For years before this incident, residents claimed their once pristine well water discolored, metal appliances corroded rapidly, clothes permanently stained after being laundered and various sicknesses spread, from skin rashes to kidney failure, cancers and brain tumors.
Studies by Wheeler University revealed toxic substances in the water and implicated coal-related causes.
It is believed the movement of groundwater had been altered through fracturing and blasting, with coal-processing liquids seeping into groundwater from slurry ponds or abandoned underground mines, where slurry had been pumped for decades.
In January, these same residents found themselves lining up for emergency water.
A spill of coal-cleaning chemicals from a Freedom Industries’ tank into the Elk River, upstream of a water intake by Charleston’s private-company supplier, left 300,000 people high and dry, except for toilet flushing, for 10 days.
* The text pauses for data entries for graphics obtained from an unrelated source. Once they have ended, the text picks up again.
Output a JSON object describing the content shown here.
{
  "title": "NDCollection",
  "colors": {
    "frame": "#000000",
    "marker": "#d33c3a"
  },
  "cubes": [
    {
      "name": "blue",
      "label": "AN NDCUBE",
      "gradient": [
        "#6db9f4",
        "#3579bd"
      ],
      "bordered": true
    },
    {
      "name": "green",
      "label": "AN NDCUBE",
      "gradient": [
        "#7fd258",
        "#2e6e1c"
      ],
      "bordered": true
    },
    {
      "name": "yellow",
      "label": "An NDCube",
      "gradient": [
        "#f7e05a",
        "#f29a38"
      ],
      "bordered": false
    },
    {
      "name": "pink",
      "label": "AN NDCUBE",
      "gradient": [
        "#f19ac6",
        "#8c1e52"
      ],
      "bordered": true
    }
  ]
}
Allegedly lacking critical safety information about the chemicals involved, the plant operators had to flush the entire system before the water was deemed safe again for human consumption.
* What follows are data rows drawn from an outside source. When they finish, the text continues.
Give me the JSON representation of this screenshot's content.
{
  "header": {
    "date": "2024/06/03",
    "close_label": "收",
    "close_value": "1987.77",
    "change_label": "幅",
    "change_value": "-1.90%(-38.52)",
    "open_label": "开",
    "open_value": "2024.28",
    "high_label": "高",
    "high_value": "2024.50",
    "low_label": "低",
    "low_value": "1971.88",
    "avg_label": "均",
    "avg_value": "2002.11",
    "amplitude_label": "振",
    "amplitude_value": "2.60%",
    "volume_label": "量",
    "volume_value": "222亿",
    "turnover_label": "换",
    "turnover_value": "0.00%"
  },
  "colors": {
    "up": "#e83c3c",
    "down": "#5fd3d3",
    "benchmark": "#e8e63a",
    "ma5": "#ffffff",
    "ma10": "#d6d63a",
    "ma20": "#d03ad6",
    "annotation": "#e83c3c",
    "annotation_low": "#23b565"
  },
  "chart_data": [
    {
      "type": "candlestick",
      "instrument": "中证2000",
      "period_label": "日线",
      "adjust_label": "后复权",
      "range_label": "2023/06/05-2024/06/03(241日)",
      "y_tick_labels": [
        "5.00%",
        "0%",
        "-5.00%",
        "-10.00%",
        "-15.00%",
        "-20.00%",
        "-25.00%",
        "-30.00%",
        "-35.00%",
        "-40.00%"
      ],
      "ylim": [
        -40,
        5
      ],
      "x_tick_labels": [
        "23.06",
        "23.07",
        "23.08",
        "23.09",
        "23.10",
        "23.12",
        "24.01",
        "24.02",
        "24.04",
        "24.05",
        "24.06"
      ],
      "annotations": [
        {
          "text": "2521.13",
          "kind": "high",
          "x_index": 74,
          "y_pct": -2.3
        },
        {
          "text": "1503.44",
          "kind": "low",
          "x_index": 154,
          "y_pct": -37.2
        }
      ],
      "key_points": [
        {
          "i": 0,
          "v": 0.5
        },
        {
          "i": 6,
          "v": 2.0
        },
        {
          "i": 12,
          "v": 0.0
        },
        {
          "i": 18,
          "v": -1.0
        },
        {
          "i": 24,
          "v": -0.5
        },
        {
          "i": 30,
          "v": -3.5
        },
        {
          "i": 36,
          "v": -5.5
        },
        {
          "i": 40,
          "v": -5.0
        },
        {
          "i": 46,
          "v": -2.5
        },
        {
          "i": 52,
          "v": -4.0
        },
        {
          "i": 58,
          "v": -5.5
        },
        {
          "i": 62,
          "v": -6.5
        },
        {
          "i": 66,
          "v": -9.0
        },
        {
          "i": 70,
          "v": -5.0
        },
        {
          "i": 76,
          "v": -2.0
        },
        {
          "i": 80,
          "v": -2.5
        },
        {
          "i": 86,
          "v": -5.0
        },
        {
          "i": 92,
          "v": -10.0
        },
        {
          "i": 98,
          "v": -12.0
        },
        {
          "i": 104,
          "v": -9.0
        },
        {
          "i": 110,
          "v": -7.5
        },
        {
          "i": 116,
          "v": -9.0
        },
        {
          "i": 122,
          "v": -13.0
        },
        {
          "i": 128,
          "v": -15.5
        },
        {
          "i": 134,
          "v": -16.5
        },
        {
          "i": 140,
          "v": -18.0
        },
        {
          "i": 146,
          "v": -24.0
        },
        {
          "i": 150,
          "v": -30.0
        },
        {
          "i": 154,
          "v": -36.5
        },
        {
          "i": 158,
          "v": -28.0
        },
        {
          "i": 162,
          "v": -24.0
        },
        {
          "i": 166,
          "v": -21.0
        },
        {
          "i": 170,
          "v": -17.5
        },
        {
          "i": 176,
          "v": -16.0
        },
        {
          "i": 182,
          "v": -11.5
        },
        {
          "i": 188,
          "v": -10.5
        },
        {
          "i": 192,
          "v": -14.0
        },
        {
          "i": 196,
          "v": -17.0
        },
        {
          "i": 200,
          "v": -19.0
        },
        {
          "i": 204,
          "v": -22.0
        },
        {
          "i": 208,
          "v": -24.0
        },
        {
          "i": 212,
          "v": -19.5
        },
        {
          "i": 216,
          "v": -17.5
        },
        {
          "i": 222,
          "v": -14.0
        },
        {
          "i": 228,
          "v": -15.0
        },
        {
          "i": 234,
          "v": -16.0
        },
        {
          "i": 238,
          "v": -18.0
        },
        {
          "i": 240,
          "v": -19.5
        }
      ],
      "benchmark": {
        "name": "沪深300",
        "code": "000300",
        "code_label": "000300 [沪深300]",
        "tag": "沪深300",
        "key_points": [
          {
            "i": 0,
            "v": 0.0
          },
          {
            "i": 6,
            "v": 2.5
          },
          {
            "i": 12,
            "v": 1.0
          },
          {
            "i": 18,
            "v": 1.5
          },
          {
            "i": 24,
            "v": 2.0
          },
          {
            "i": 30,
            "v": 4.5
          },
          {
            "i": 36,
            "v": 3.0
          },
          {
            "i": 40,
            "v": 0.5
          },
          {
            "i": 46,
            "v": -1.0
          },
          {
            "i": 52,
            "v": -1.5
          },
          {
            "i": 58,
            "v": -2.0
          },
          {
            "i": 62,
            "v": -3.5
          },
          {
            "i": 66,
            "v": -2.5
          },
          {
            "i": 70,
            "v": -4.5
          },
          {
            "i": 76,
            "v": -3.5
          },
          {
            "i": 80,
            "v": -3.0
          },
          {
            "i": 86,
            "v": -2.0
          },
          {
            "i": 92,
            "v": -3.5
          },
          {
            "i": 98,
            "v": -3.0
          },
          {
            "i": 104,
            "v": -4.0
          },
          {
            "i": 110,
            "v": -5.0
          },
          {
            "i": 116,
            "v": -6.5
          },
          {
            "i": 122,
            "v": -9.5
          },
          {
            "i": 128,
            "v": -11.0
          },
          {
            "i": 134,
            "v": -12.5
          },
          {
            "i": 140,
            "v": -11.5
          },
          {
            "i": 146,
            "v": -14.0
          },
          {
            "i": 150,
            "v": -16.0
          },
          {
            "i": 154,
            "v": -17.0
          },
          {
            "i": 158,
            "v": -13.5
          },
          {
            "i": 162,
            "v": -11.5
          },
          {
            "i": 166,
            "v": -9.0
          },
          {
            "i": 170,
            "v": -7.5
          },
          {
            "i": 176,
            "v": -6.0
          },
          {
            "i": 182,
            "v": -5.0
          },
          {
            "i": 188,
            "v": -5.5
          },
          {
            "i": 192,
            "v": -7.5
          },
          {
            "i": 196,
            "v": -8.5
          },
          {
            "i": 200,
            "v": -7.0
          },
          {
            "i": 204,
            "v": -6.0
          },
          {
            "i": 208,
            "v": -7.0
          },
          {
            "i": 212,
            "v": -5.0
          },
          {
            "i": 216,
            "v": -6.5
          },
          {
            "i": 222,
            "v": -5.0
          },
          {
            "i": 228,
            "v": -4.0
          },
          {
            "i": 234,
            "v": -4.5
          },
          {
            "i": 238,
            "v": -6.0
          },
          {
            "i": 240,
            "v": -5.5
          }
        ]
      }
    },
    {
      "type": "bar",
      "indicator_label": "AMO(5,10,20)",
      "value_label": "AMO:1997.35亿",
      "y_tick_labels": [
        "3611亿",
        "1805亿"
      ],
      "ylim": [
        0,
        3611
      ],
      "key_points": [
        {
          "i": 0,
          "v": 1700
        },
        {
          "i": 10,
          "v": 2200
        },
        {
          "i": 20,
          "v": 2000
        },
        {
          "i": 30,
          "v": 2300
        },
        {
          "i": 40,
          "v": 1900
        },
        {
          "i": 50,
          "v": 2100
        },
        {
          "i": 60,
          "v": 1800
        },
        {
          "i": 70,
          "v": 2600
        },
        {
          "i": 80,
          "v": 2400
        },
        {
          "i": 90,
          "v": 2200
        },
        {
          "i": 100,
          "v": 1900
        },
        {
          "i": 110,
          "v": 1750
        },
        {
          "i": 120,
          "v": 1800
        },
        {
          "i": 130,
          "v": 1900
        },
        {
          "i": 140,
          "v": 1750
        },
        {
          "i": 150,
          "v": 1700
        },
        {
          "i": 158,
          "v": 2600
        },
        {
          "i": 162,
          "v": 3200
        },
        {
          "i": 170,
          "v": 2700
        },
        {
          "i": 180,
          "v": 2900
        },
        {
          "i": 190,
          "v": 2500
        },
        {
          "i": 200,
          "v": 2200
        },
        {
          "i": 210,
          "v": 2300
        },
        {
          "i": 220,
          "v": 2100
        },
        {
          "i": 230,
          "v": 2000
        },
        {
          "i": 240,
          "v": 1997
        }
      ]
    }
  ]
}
Schools closed, hospitals, restaurants and many other businesses were banned from using public water.
Even after service was re-established, pregnant women were advised not to drink tap water. Some 300 residents reportedly sought medical treatment.
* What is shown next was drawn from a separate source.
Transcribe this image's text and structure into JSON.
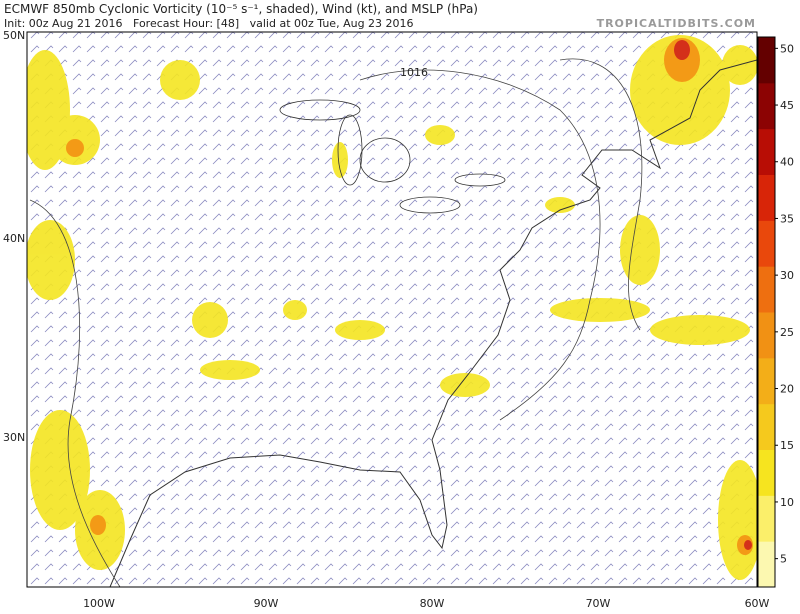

Spill damage on the living world of the river itself, and the downstream waters into which it flows, may never be known.
Nor will we know the long-term health risks for people — either from this publicly acknowledged exposure or from ceaseless, coal-and-chemical-related fouling of the waterways or smaller-scale, daily releases into streams nation wide.
A Bloomberg Businessweek writer reported chemical spills to be so frequent as to make them “an American tradition.”
Of 76 publicly traded companies that self-report discharge incidents affecting lakes, streams and rivers, there were 3,885 spills last year alone.
How many more go unreported?
Risk information on the principal synthetic chemical in the West Virginia disaster is said to be based on only a single study, performed by its manufacturer and not peer reviewed in the scientific literature.
Although the chemical has wide commercial use that could affect millions of people, the study reportedly had not addressed any carcinogenic effects, reproductive toxicity or potential organ damage from long-term exposure.
As the Washington Post stated, these and other health risks from tens of thousands of synthetic, man-made commercial chemicals “are unknown.”
It seems that comprehensive safety testing should be required as a matter of course.
The burden of proof of their safety should be on the industries or originators profiting by them – not the public whose health and environmental “commons” can otherwise be harmed.
While the federal government helped Boone Countians and other affected citizens with 1.4 million gallons of emergency water, it appears Freedom Industries – through bankruptcy filing – is trying to evade responsibility for the economic, health and other damage it has caused.